In fact, he built his own house by hand without a general contractor - only a handful of workers and suckers he called friends (you're lookin' at her). It took him 10 years to do it and not without incident. He had exactly sixteen injuries ranging but not limited to a busted thumb, a cracked tooth, broken glasses, almost falling off of the roof in a wind storm, a near miss to the head by a sledge hammer, a split lip, glass stuck in his foot. But he finished. In fact, his last project was complete two weeks before he died – an outdoor shower.

McFet was otherwise known as a spaz. He had an unhealthy aversion to tying items down in his truck. Things that have fallen out include: a ladder, which had him cited (anonymously until now) in the Sacramento Bee after a near 12 car pile up; a couple of mountain bikes – mine was a disc break, full suspension Trek that looked like an accordion once the highway patrol pulled it off Interstate 80 (incidentally, McFet said he could fix it easily); some nice new bookshelves that he quickly returned to the store because they were “defective”, a rented Home Depot dolly, and a high chair he gave to his grandson.

McFet was also known as hard of hearing. One time, Pants had given him a little blue pill when he went to Italy two years ago in the hopes that the old guy might get lucky. He thought it was an ambien and took it on the plane.

When the book “Shit My Father Says” came out, he received it as a gift from one of his children and brought it over one night to read. We shared a bottle of wine and read it cover to cover. McFet said, “This a-hole sounds a lot like me.”

That got me thinking. Maybe I will start a book of Jerryisms. So, on the five nights a week he was with us, I began writing them down. Here are some of my favorites:

On the Republican presidential races:
"I just found out watching the Rep debate tonight that Ron Paul and I were drafted in the same year: 1962. None of the other warmongering morons running ever served."

I replied: "That's 10 years before I was born. I could give two shits."

He replied: "Age is relative when you're a warrior, fight on."

On the Vagina Monologues:
“when did this bubble up?
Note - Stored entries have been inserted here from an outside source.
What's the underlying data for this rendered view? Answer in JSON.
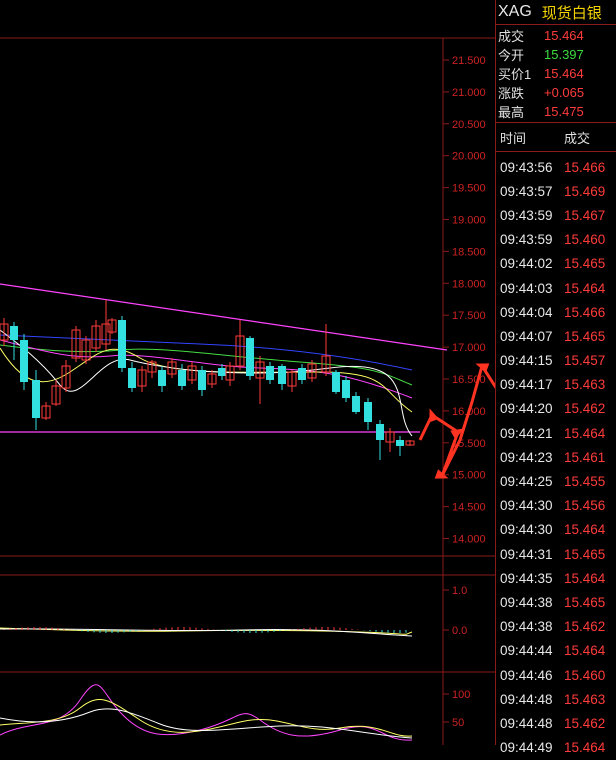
{
  "header": {
    "code": "XAG",
    "name": "现货白银"
  },
  "quotes": [
    {
      "label": "成交",
      "value": "15.464",
      "color": "#ff3b3b"
    },
    {
      "label": "今开",
      "value": "15.397",
      "color": "#3ddc3d"
    },
    {
      "label": "买价1",
      "value": "15.464",
      "color": "#ff3b3b"
    },
    {
      "label": "涨跌",
      "value": "+0.065",
      "color": "#ff3b3b"
    },
    {
      "label": "最高",
      "value": "15.475",
      "color": "#ff3b3b"
    }
  ],
  "ticks_header": {
    "time": "时间",
    "price": "成交"
  },
  "ticks": [
    {
      "time": "09:43:56",
      "price": "15.466"
    },
    {
      "time": "09:43:57",
      "price": "15.469"
    },
    {
      "time": "09:43:59",
      "price": "15.467"
    },
    {
      "time": "09:43:59",
      "price": "15.460"
    },
    {
      "time": "09:44:02",
      "price": "15.465"
    },
    {
      "time": "09:44:03",
      "price": "15.464"
    },
    {
      "time": "09:44:04",
      "price": "15.466"
    },
    {
      "time": "09:44:07",
      "price": "15.465"
    },
    {
      "time": "09:44:15",
      "price": "15.457"
    },
    {
      "time": "09:44:17",
      "price": "15.463"
    },
    {
      "time": "09:44:20",
      "price": "15.462"
    },
    {
      "time": "09:44:21",
      "price": "15.464"
    },
    {
      "time": "09:44:23",
      "price": "15.461"
    },
    {
      "time": "09:44:25",
      "price": "15.455"
    },
    {
      "time": "09:44:30",
      "price": "15.456"
    },
    {
      "time": "09:44:30",
      "price": "15.464"
    },
    {
      "time": "09:44:31",
      "price": "15.465"
    },
    {
      "time": "09:44:35",
      "price": "15.464"
    },
    {
      "time": "09:44:38",
      "price": "15.465"
    },
    {
      "time": "09:44:38",
      "price": "15.462"
    },
    {
      "time": "09:44:44",
      "price": "15.464"
    },
    {
      "time": "09:44:46",
      "price": "15.460"
    },
    {
      "time": "09:44:48",
      "price": "15.463"
    },
    {
      "time": "09:44:48",
      "price": "15.462"
    },
    {
      "time": "09:44:49",
      "price": "15.464"
    }
  ],
  "price_axis": [
    "21.500",
    "21.000",
    "20.500",
    "20.000",
    "19.500",
    "19.000",
    "18.500",
    "18.000",
    "17.500",
    "17.000",
    "16.500",
    "16.000",
    "15.500",
    "15.000",
    "14.500",
    "14.000"
  ],
  "macd_axis": [
    "1.0",
    "0.0"
  ],
  "kdj_axis": [
    "100",
    "50"
  ],
  "colors": {
    "grid": "#8b1a1a",
    "axis_text": "#cc2222",
    "trend_line": "#ff44ff",
    "arrow": "#ff3322",
    "up_candle": "#ff3b3b",
    "down_candle": "#33e0e0"
  }
}
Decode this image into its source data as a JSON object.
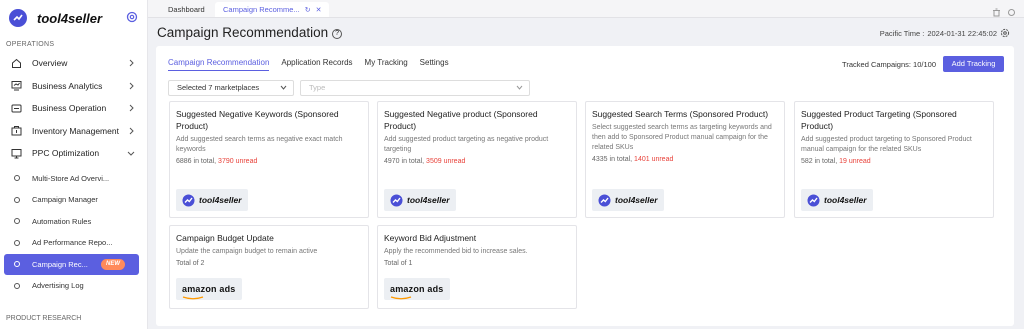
{
  "app": {
    "name": "tool4seller"
  },
  "sidebar": {
    "section_ops": "OPERATIONS",
    "section_research": "PRODUCT RESEARCH",
    "items": [
      {
        "label": "Overview",
        "icon": "home-icon"
      },
      {
        "label": "Business Analytics",
        "icon": "analytics-icon"
      },
      {
        "label": "Business Operation",
        "icon": "operation-icon"
      },
      {
        "label": "Inventory Management",
        "icon": "inventory-icon"
      },
      {
        "label": "PPC Optimization",
        "icon": "monitor-icon"
      }
    ],
    "sub_items": [
      {
        "label": "Multi-Store Ad Overvi..."
      },
      {
        "label": "Campaign Manager"
      },
      {
        "label": "Automation Rules"
      },
      {
        "label": "Ad Performance Repo..."
      },
      {
        "label": "Campaign Rec...",
        "badge": "NEW",
        "active": true
      },
      {
        "label": "Advertising Log"
      }
    ]
  },
  "tabs": {
    "dashboard": "Dashboard",
    "active": "Campaign Recomme..."
  },
  "header": {
    "title": "Campaign Recommendation",
    "time_label": "Pacific Time :",
    "time_value": "2024-01-31 22:45:02"
  },
  "main": {
    "subtabs": [
      "Campaign Recommendation",
      "Application Records",
      "My Tracking",
      "Settings"
    ],
    "tracked": "Tracked Campaigns: 10/100",
    "add_button": "Add Tracking",
    "marketplace_select": "Selected 7 marketplaces",
    "type_placeholder": "Type"
  },
  "cards": [
    {
      "title": "Suggested Negative Keywords (Sponsored Product)",
      "desc": "Add suggested search terms as negative exact match keywords",
      "total": "6886 in total,",
      "unread": "3790 unread",
      "brand": "tool4seller"
    },
    {
      "title": "Suggested Negative product (Sponsored Product)",
      "desc": "Add suggested product targeting as negative product targeting",
      "total": "4970 in total,",
      "unread": "3509 unread",
      "brand": "tool4seller"
    },
    {
      "title": "Suggested Search Terms (Sponsored Product)",
      "desc": "Select suggested search terms as targeting keywords and then add to Sponsored Product manual campaign for the related SKUs",
      "total": "4335 in total,",
      "unread": "1401 unread",
      "brand": "tool4seller"
    },
    {
      "title": "Suggested Product Targeting (Sponsored Product)",
      "desc": "Add suggested product targeting to Sponsored Product manual campaign for the related SKUs",
      "total": "582 in total,",
      "unread": "19 unread",
      "brand": "tool4seller"
    },
    {
      "title": "Campaign Budget Update",
      "desc": "Update the campaign budget to remain active",
      "total": "Total of 2",
      "brand": "amazon ads"
    },
    {
      "title": "Keyword Bid Adjustment",
      "desc": "Apply the recommended bid to increase sales.",
      "total": "Total of 1",
      "brand": "amazon ads"
    }
  ],
  "colors": {
    "accent": "#5b5fe0",
    "unread": "#e8423a",
    "badge": "#ff8a5b"
  }
}
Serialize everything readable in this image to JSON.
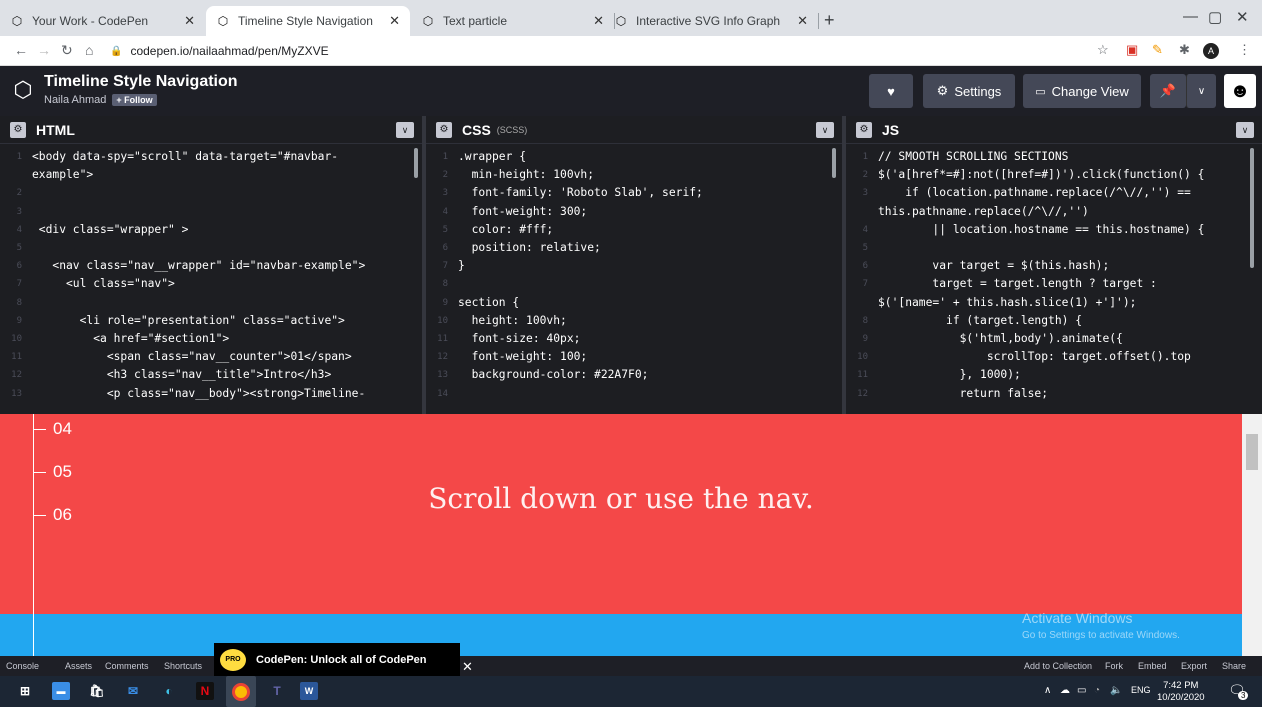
{
  "browser": {
    "tabs": [
      {
        "label": "Your Work - CodePen"
      },
      {
        "label": "Timeline Style Navigation"
      },
      {
        "label": "Text particle"
      },
      {
        "label": "Interactive SVG Info Graph"
      }
    ],
    "url": "codepen.io/nailaahmad/pen/MyZXVE"
  },
  "header": {
    "title": "Timeline Style Navigation",
    "author": "Naila Ahmad",
    "follow_label": "+ Follow",
    "settings_label": "Settings",
    "change_view_label": "Change View"
  },
  "panes": {
    "html": {
      "label": "HTML"
    },
    "css": {
      "label": "CSS",
      "sublabel": "(SCSS)"
    },
    "js": {
      "label": "JS"
    }
  },
  "html_code": [
    {
      "n": "1",
      "t": "<body data-spy=\"scroll\" data-target=\"#navbar-"
    },
    {
      "n": "",
      "t": "example\">"
    },
    {
      "n": "2",
      "t": ""
    },
    {
      "n": "3",
      "t": ""
    },
    {
      "n": "4",
      "t": " <div class=\"wrapper\" >"
    },
    {
      "n": "5",
      "t": ""
    },
    {
      "n": "6",
      "t": "   <nav class=\"nav__wrapper\" id=\"navbar-example\">"
    },
    {
      "n": "7",
      "t": "     <ul class=\"nav\">"
    },
    {
      "n": "8",
      "t": ""
    },
    {
      "n": "9",
      "t": "       <li role=\"presentation\" class=\"active\">"
    },
    {
      "n": "10",
      "t": "         <a href=\"#section1\">"
    },
    {
      "n": "11",
      "t": "           <span class=\"nav__counter\">01</span>"
    },
    {
      "n": "12",
      "t": "           <h3 class=\"nav__title\">Intro</h3>"
    },
    {
      "n": "13",
      "t": "           <p class=\"nav__body\"><strong>Timeline-"
    }
  ],
  "css_code": [
    {
      "n": "1",
      "t": ".wrapper {"
    },
    {
      "n": "2",
      "t": "  min-height: 100vh;"
    },
    {
      "n": "3",
      "t": "  font-family: 'Roboto Slab', serif;"
    },
    {
      "n": "4",
      "t": "  font-weight: 300;"
    },
    {
      "n": "5",
      "t": "  color: #fff;"
    },
    {
      "n": "6",
      "t": "  position: relative;"
    },
    {
      "n": "7",
      "t": "}"
    },
    {
      "n": "8",
      "t": ""
    },
    {
      "n": "9",
      "t": "section {"
    },
    {
      "n": "10",
      "t": "  height: 100vh;"
    },
    {
      "n": "11",
      "t": "  font-size: 40px;"
    },
    {
      "n": "12",
      "t": "  font-weight: 100;"
    },
    {
      "n": "13",
      "t": "  background-color: #22A7F0;"
    },
    {
      "n": "14",
      "t": ""
    }
  ],
  "js_code": [
    {
      "n": "1",
      "t": "// SMOOTH SCROLLING SECTIONS"
    },
    {
      "n": "2",
      "t": "$('a[href*=#]:not([href=#])').click(function() {"
    },
    {
      "n": "3",
      "t": "    if (location.pathname.replace(/^\\//,'') =="
    },
    {
      "n": "",
      "t": "this.pathname.replace(/^\\//,'')"
    },
    {
      "n": "4",
      "t": "        || location.hostname == this.hostname) {"
    },
    {
      "n": "5",
      "t": ""
    },
    {
      "n": "6",
      "t": "        var target = $(this.hash);"
    },
    {
      "n": "7",
      "t": "        target = target.length ? target :"
    },
    {
      "n": "",
      "t": "$('[name=' + this.hash.slice(1) +']');"
    },
    {
      "n": "8",
      "t": "          if (target.length) {"
    },
    {
      "n": "9",
      "t": "            $('html,body').animate({"
    },
    {
      "n": "10",
      "t": "                scrollTop: target.offset().top"
    },
    {
      "n": "11",
      "t": "            }, 1000);"
    },
    {
      "n": "12",
      "t": "            return false;"
    }
  ],
  "preview": {
    "items": [
      "04",
      "05",
      "06"
    ],
    "message": "Scroll down or use the nav.",
    "watermark_title": "Activate Windows",
    "watermark_sub": "Go to Settings to activate Windows."
  },
  "bottom": {
    "left": [
      "Console",
      "Assets",
      "Comments",
      "Shortcuts"
    ],
    "promo": "CodePen: Unlock all of CodePen",
    "promo_badge": "PRO",
    "right": [
      "Add to Collection",
      "Fork",
      "Embed",
      "Export",
      "Share"
    ]
  },
  "taskbar": {
    "time": "7:42 PM",
    "date": "10/20/2020",
    "lang": "ENG",
    "notif_count": "3"
  },
  "colors": {
    "preview_red": "#f44848",
    "preview_blue": "#22a7f0",
    "editor_bg": "#1d1e22"
  }
}
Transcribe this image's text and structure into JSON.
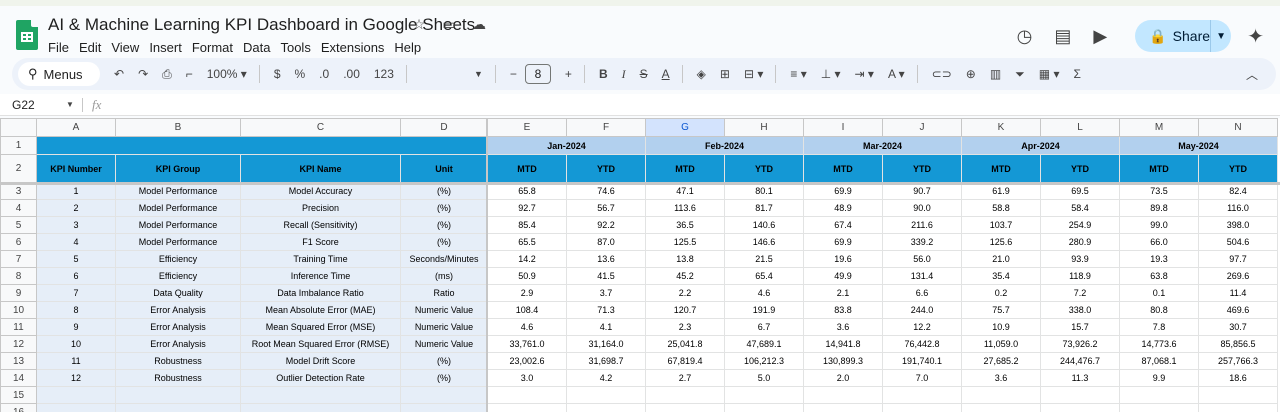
{
  "app": {
    "doc_title": "AI & Machine Learning KPI Dashboard in Google Sheets",
    "menu": [
      "File",
      "Edit",
      "View",
      "Insert",
      "Format",
      "Data",
      "Tools",
      "Extensions",
      "Help"
    ],
    "share_label": "Share"
  },
  "toolbar": {
    "menus_label": "Menus",
    "zoom": "100%",
    "currency": "$",
    "percent": "%",
    "decrease_decimal": ".0",
    "increase_decimal": ".00",
    "number_format": "123",
    "font_size": "8",
    "bold": "B",
    "text_color": "A"
  },
  "formula_bar": {
    "cell_ref": "G22",
    "fx": "fx"
  },
  "columns": [
    "A",
    "B",
    "C",
    "D",
    "E",
    "F",
    "G",
    "H",
    "I",
    "J",
    "K",
    "L",
    "M",
    "N"
  ],
  "selected_column": "G",
  "rows": [
    "1",
    "2",
    "3",
    "4",
    "5",
    "6",
    "7",
    "8",
    "9",
    "10",
    "11",
    "12",
    "13",
    "14",
    "15",
    "16"
  ],
  "months": [
    "Jan-2024",
    "Feb-2024",
    "Mar-2024",
    "Apr-2024",
    "May-2024"
  ],
  "headers": {
    "kpi_number": "KPI Number",
    "kpi_group": "KPI Group",
    "kpi_name": "KPI Name",
    "unit": "Unit",
    "mtd": "MTD",
    "ytd": "YTD"
  },
  "kpis": [
    {
      "num": "1",
      "group": "Model Performance",
      "name": "Model Accuracy",
      "unit": "(%)",
      "vals": [
        "65.8",
        "74.6",
        "47.1",
        "80.1",
        "69.9",
        "90.7",
        "61.9",
        "69.5",
        "73.5",
        "82.4"
      ]
    },
    {
      "num": "2",
      "group": "Model Performance",
      "name": "Precision",
      "unit": "(%)",
      "vals": [
        "92.7",
        "56.7",
        "113.6",
        "81.7",
        "48.9",
        "90.0",
        "58.8",
        "58.4",
        "89.8",
        "116.0"
      ]
    },
    {
      "num": "3",
      "group": "Model Performance",
      "name": "Recall (Sensitivity)",
      "unit": "(%)",
      "vals": [
        "85.4",
        "92.2",
        "36.5",
        "140.6",
        "67.4",
        "211.6",
        "103.7",
        "254.9",
        "99.0",
        "398.0"
      ]
    },
    {
      "num": "4",
      "group": "Model Performance",
      "name": "F1 Score",
      "unit": "(%)",
      "vals": [
        "65.5",
        "87.0",
        "125.5",
        "146.6",
        "69.9",
        "339.2",
        "125.6",
        "280.9",
        "66.0",
        "504.6"
      ]
    },
    {
      "num": "5",
      "group": "Efficiency",
      "name": "Training Time",
      "unit": "Seconds/Minutes",
      "vals": [
        "14.2",
        "13.6",
        "13.8",
        "21.5",
        "19.6",
        "56.0",
        "21.0",
        "93.9",
        "19.3",
        "97.7"
      ]
    },
    {
      "num": "6",
      "group": "Efficiency",
      "name": "Inference Time",
      "unit": "(ms)",
      "vals": [
        "50.9",
        "41.5",
        "45.2",
        "65.4",
        "49.9",
        "131.4",
        "35.4",
        "118.9",
        "63.8",
        "269.6"
      ]
    },
    {
      "num": "7",
      "group": "Data Quality",
      "name": "Data Imbalance Ratio",
      "unit": "Ratio",
      "vals": [
        "2.9",
        "3.7",
        "2.2",
        "4.6",
        "2.1",
        "6.6",
        "0.2",
        "7.2",
        "0.1",
        "11.4"
      ]
    },
    {
      "num": "8",
      "group": "Error Analysis",
      "name": "Mean Absolute Error (MAE)",
      "unit": "Numeric Value",
      "vals": [
        "108.4",
        "71.3",
        "120.7",
        "191.9",
        "83.8",
        "244.0",
        "75.7",
        "338.0",
        "80.8",
        "469.6"
      ]
    },
    {
      "num": "9",
      "group": "Error Analysis",
      "name": "Mean Squared Error (MSE)",
      "unit": "Numeric Value",
      "vals": [
        "4.6",
        "4.1",
        "2.3",
        "6.7",
        "3.6",
        "12.2",
        "10.9",
        "15.7",
        "7.8",
        "30.7"
      ]
    },
    {
      "num": "10",
      "group": "Error Analysis",
      "name": "Root Mean Squared Error (RMSE)",
      "unit": "Numeric Value",
      "vals": [
        "33,761.0",
        "31,164.0",
        "25,041.8",
        "47,689.1",
        "14,941.8",
        "76,442.8",
        "11,059.0",
        "73,926.2",
        "14,773.6",
        "85,856.5"
      ]
    },
    {
      "num": "11",
      "group": "Robustness",
      "name": "Model Drift Score",
      "unit": "(%)",
      "vals": [
        "23,002.6",
        "31,698.7",
        "67,819.4",
        "106,212.3",
        "130,899.3",
        "191,740.1",
        "27,685.2",
        "244,476.7",
        "87,068.1",
        "257,766.3"
      ]
    },
    {
      "num": "12",
      "group": "Robustness",
      "name": "Outlier Detection Rate",
      "unit": "(%)",
      "vals": [
        "3.0",
        "4.2",
        "2.7",
        "5.0",
        "2.0",
        "7.0",
        "3.6",
        "11.3",
        "9.9",
        "18.6"
      ]
    }
  ]
}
I thought the woman’s movement was petering out?”

On Facebook:
"This is the true epitome of narcissism with you ex genners."

On a ZZ Top Concert:
"Now that would be a good concert. That will bring out the meth heads and the pot smokers. That will be a pretty good crowd. I’ll get us tickets."

On making it in the wine industry after having two not-so-successful years growing grapes:
"Say, you know how you make your first million dollars? Start with two."

On bringing a 2 month old baby into a bar for a final final:
“Oh come on, barkeep, it may be a bad idea, but it’s not against the law."

On turning 75 years old:
"A roast on my 75th birthday? Yeah, that sounds like a lot of fun. So does a trip to Italy, you a-hole."

On women:
"Come on, what do you want now, equal rights?"

On the threat of posting his quotes on my blog:
“Knock it off, Brown, that’s just candy mouth talk between us friends."

McFet told us on many occasions that the way he wanted to go was with a good heat on , gow eyed and grunt brained he would say. Go to bed and just not wake up.

I end with this: Jerry loved his family, especially his grandkids. He talked about them incessantly, wanted a better life for them than any of us could have. And he set out to do it in his signature crotchety way... he also loved his friends, telling stories upon stories about the good old days, which incidentally, he was still carrying out until his last day.

I hope that by sharing some of our stories as best buds, it will invoke the importance of friendships elsewhere. I hope we can gather together and be closer as a community because of people like McFet. May his memory, his humor, and intelligence live forever.

And may McFet's friends find peace in his memories down to the last one. He left life the way he left most social occasions, right in the middle of your conversation, with a pounding on the table, a grunt, and a “Catch you later, kid.”